Sri Lanka’s government has suggested a meagre wage increase over three years for plantation workers to suppress their demand for a 100 percent pay rise. For the past three months, workers have been campaigning for an immediate doubling of their daily wage, from 500 rupees ($US2.74) to 1,000 rupees. They launched an indefinite strike in December, but the trade unions shut it down after nine days.
Workers previously rejected a 20 percent or 100-rupee increase proposed by the Employers’ Federation of Ceylon (EFC), which represents the plantation companies.
In separate meetings with the EFC and trade unions last Thursday, Plantation Minister Naveen Dissanayake and Labour Minister Daya Gamage suggested a three-year wage formula. During the first year, the basic wage would rise by just 125 rupees, or 25 percent. In the second year, it would increase by 25 rupees, or 4 percent, with another 25-rupee rise in the third year.
Dissanayake said workers could earn 1,000 rupees or more with various allowances. He noted that the pay increase would improve according to the “amount of tea leaves plucked.”
This means a worker could earn 1,000 rupees only with allowances directly tied to productivity, as proposed by the companies. Many workers are usually unable to meet the targets set for regular attendance and productivity. Allowances are also tied to price fluctuations in the global tea and rubber markets.
Dissanayake asked the companies and the unions to sign collective agreements accordingly. Together with the employers, the government wants to end the wage protests and impose these agreements with the unions acting as an industrial police force for driving up workloads.
Echoing the companies, Dissanayake declared that the unions needed to show “concern” about the industry and “it was not possible to add pressure on the companies.”

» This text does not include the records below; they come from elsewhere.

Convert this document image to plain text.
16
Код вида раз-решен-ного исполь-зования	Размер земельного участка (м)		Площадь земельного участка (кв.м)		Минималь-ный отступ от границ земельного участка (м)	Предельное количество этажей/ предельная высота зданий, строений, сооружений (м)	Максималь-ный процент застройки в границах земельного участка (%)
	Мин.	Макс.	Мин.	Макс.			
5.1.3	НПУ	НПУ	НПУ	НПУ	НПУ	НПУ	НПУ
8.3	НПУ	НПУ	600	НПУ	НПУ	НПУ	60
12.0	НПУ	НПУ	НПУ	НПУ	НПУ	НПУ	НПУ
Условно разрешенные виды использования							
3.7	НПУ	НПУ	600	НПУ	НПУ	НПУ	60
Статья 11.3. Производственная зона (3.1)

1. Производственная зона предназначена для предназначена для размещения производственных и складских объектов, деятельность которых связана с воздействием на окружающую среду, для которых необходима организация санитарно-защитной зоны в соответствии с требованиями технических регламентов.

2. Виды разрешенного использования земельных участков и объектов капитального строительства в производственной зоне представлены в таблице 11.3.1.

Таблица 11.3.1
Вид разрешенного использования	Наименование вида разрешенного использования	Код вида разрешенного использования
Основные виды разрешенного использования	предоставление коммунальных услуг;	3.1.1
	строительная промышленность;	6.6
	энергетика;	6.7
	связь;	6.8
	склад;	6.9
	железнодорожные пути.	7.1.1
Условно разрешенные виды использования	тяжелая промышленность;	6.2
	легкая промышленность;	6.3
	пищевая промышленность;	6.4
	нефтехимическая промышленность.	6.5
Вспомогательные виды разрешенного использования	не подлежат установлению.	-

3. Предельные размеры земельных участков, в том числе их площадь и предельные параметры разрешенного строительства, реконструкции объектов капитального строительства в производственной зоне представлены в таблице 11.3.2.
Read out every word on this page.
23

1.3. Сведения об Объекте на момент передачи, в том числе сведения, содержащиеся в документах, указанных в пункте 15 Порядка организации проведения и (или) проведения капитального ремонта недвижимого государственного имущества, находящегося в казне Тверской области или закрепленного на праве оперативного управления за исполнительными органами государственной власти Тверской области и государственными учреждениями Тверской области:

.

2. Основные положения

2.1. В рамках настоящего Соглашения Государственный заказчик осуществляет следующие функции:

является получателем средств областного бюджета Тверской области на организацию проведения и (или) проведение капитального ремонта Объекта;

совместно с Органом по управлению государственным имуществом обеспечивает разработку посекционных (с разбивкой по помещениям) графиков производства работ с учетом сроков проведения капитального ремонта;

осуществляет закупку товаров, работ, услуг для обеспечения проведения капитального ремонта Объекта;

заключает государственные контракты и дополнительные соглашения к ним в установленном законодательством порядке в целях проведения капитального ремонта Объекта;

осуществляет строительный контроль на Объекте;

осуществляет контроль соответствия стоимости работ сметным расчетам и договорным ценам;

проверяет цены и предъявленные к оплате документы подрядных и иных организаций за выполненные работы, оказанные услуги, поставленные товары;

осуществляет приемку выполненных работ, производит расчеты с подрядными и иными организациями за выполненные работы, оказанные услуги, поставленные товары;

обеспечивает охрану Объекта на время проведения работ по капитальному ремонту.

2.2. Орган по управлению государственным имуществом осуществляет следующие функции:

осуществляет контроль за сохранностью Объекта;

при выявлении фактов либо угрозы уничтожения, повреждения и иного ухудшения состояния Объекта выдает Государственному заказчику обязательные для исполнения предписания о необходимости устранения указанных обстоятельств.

The employers requested time to decide on the proposal. According to the media, unions have “rejected” the proposal and said they were “firm” over the 1,000-rupee demand. This is bogus posturing. Well aware of the widespread opposition among workers to lowering the demand for a 100 percent increase, the unions are seeking ways to deflect the unrest in the plantations.
The unions participating in the discussions included the Ceylon Workers’ Congress (CWC), Lanka Jathika Estate Workers’ Union (LJEWU) and Joint Plantation Trade Union Centre (JPTUC). They have been engaged in secret talks with the employers and the government for several months and have shut down workers’ strikes and protests.
Exposing the so-called firmness of the unions, LJEWU general secretary Vadivel Suresh, who is also the state minister of plantations, said his union could agree to a 150-rupee rise this year, just 25 rupees more than the government’s proposal, with another 50-rupee increase next year.
National Union of Workers (NUW) leader P. Digambaram, another government minister, earlier told the Lanka newspaper the 1,000-rupee demand was “unjustified” at the moment because the plantation companies’ profits had dropped. Lanka, which is controlled by the Janatha Vimukthi Peramuna (JVP), published his declaration without any comment, indicating agreement with the NUW leader.
The Planters’ Association made essentially the same assertion in a statement issued last month. “The demands of trade union leaders far exceed the capacity,” it insisted. “We urge all stakeholders, especially, those whose daily living depends on this industry, to consider the fatality of the industry.”
The plantation companies continually complain that low tea prices make it impossible to meet the workers’ demand for higher wages. They say the industry is hampered by factors beyond their control.
The low prices are a result of intensifying competition among tea-producing countries, including China, India and Kenya. As a result, Sri Lanka’s annual average tea export earnings declined from $1.63 billion in 2014 to $1.53 billion in 2017. Between January and August last year, the country’s tea export income dropped from $1 billion to $970 million, compared to the corresponding period the previous year.
To impose the burden of this crisis onto the workers, the government and the plantation companies insist on scrapping the wages system and implementing a so-called revenue-share system that aims to increase output several-fold.
Under this system, workers are given a plot of land with 1,000 or more tea bushes. The company sells them fertilisers and agrichemicals, deducting the cost from workers’ income. Where this system has been introduced already in some estates, the workers have rejected it, complaining they cannot earn enough income to live, even with their entire families doing the work.
All the indications are that the EFC and the unions, backed by the government, plan to enter into collective agreements soon, behind the backs of workers, which will include terms tying workers to supposed revenue-share schemes and other productivity requirements.
The plantation workers must reject these proposals and organise a common struggle, uniting with other sections of workers in Sri Lanka and internationally. Without a political fight against the government and the capitalist class, and the unions that prop up them, workers cannot defend their interests.
To carry out this struggle, workers should establish their own action committees in estates, workplaces and neighbourhoods, totally independent of the trade unions. Workers at the Abbotsleigh plantations, near Hatton, have taken such an initiative, forming an action committee under the guidance of the Socialist Equality Party.
Workers need a socialist program to defend their interests against the drive by the ruling class to impose the burden of its crisis. It is necessary to fight for a workers’ and peasants’ government that would nationalize the large estates, banks and all major enterprises under workers’ control, as part of the struggle for socialism internationally.